South Korea Fines Lotte Card Over Data Breach, Privacy Violations
South Korea’s Personal Information Protection Commission announced sanctions against Lotte Card over a major data breach last year. The agency said the company will be fined 9.62 billion won and face a separate administrative penalty of 4.8 million won, after concluding Lotte Card violated privacy laws in processing customer data.
The regulator said about 2.97 million Lotte Card customers had personal information exposed in the Sept. breach, with roughly 450,000 of them having resident registration numbers leaked as well. The decision was made at a plenary session the day before the agency’s public announcement.
Investigators found that Lotte Card stored resident registration numbers in log files generated during online payment processing in plain text, and that encryption for those logs was insufficient. The privacy law in Korea restricts the processing of resident registration numbers to narrowly defined circumstances, and the audit said the company exceeded those limits.
Because the breach involved personal credit information, the case straddled two legal regimes: the Personal Information Protection Act and the Credit Information Act. Korea’s Credit Information Act imposes a cap on penalties for hacking-related losses, limiting fines to up to 5 billion won, a factor the agency noted in assessing the sanctions.

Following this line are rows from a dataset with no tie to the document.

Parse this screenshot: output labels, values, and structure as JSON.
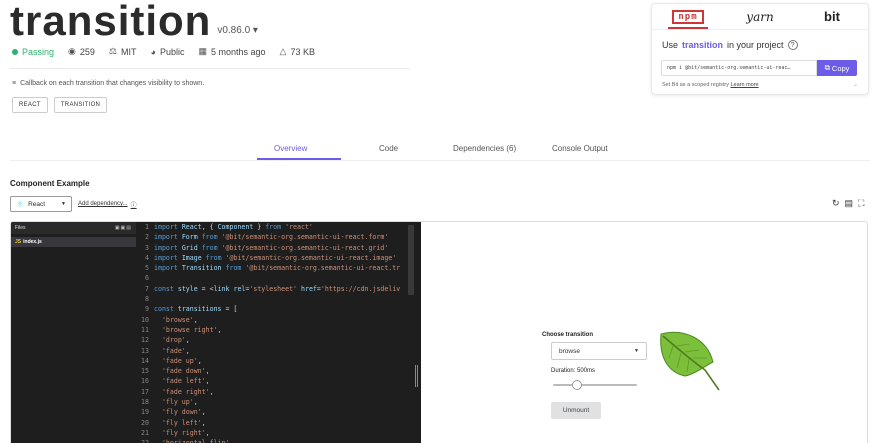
{
  "header": {
    "title": "transition",
    "version": "v0.86.0 ▾",
    "meta": {
      "status": "Passing",
      "dependents": "259",
      "license": "MIT",
      "visibility": "Public",
      "updated": "5 months ago",
      "size": "73 KB"
    },
    "description": "Callback on each transition that changes visibility to shown.",
    "tags": [
      "REACT",
      "TRANSITION"
    ]
  },
  "install": {
    "tabs": [
      "npm",
      "yarn",
      "bit"
    ],
    "use_prefix": "Use",
    "use_name": "transition",
    "use_suffix": "in your project",
    "command": "npm i @bit/semantic-org.semantic-ui-reac…",
    "copy_label": "Copy",
    "scoped_text": "Set Bit as a scoped registry",
    "learn_more": "Learn more"
  },
  "tabs": [
    {
      "label": "Overview",
      "active": true
    },
    {
      "label": "Code",
      "active": false
    },
    {
      "label": "Dependencies (6)",
      "active": false
    },
    {
      "label": "Console Output",
      "active": false
    }
  ],
  "example": {
    "section_title": "Component Example",
    "framework": "React",
    "add_dependency": "Add dependency...",
    "files_label": "Files",
    "file_name": "index.js"
  },
  "code_lines": [
    [
      "1",
      "import React, { Component } from 'react'"
    ],
    [
      "2",
      "import Form from '@bit/semantic-org.semantic-ui-react.form'"
    ],
    [
      "3",
      "import Grid from '@bit/semantic-org.semantic-ui-react.grid'"
    ],
    [
      "4",
      "import Image from '@bit/semantic-org.semantic-ui-react.image'"
    ],
    [
      "5",
      "import Transition from '@bit/semantic-org.semantic-ui-react.tr"
    ],
    [
      "6",
      ""
    ],
    [
      "7",
      "const style = <link rel='stylesheet' href='https://cdn.jsdeliv"
    ],
    [
      "8",
      ""
    ],
    [
      "9",
      "const transitions = ["
    ],
    [
      "10",
      "  'browse',"
    ],
    [
      "11",
      "  'browse right',"
    ],
    [
      "12",
      "  'drop',"
    ],
    [
      "13",
      "  'fade',"
    ],
    [
      "14",
      "  'fade up',"
    ],
    [
      "15",
      "  'fade down',"
    ],
    [
      "16",
      "  'fade left',"
    ],
    [
      "17",
      "  'fade right',"
    ],
    [
      "18",
      "  'fly up',"
    ],
    [
      "19",
      "  'fly down',"
    ],
    [
      "20",
      "  'fly left',"
    ],
    [
      "21",
      "  'fly right',"
    ],
    [
      "22",
      "  'horizontal flip',"
    ]
  ],
  "preview": {
    "choose_label": "Choose transition",
    "selected": "browse",
    "duration_label": "Duration: 500ms",
    "duration_fraction": 0.25,
    "unmount_label": "Unmount"
  },
  "colors": {
    "accent": "#6c5ce7",
    "passing": "#2fb36b",
    "npm": "#cb3837"
  }
}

As part of the ruling, the Personal Information Protection Commission ordered Lotte Card to disclose the decision on its website and to take corrective actions to strengthen data security. The agency also announced it will conduct proactive checks in March of financial-sector operators to prevent a recurrence of similar practices.
For U.S. readers, the case illustrates how rising privacy enforcement in Korea intersects with global financial services and cross-border data flows. Korea’s financial sector is linked to international payment networks and technology providers, so stricter data-handling norms and enforcement can influence global partners’ cybersecurity practices, vendor risk, and regulatory expectations in the United States. The episode also underscores ongoing global emphasis on encryption, data minimization, and auditability in online payments.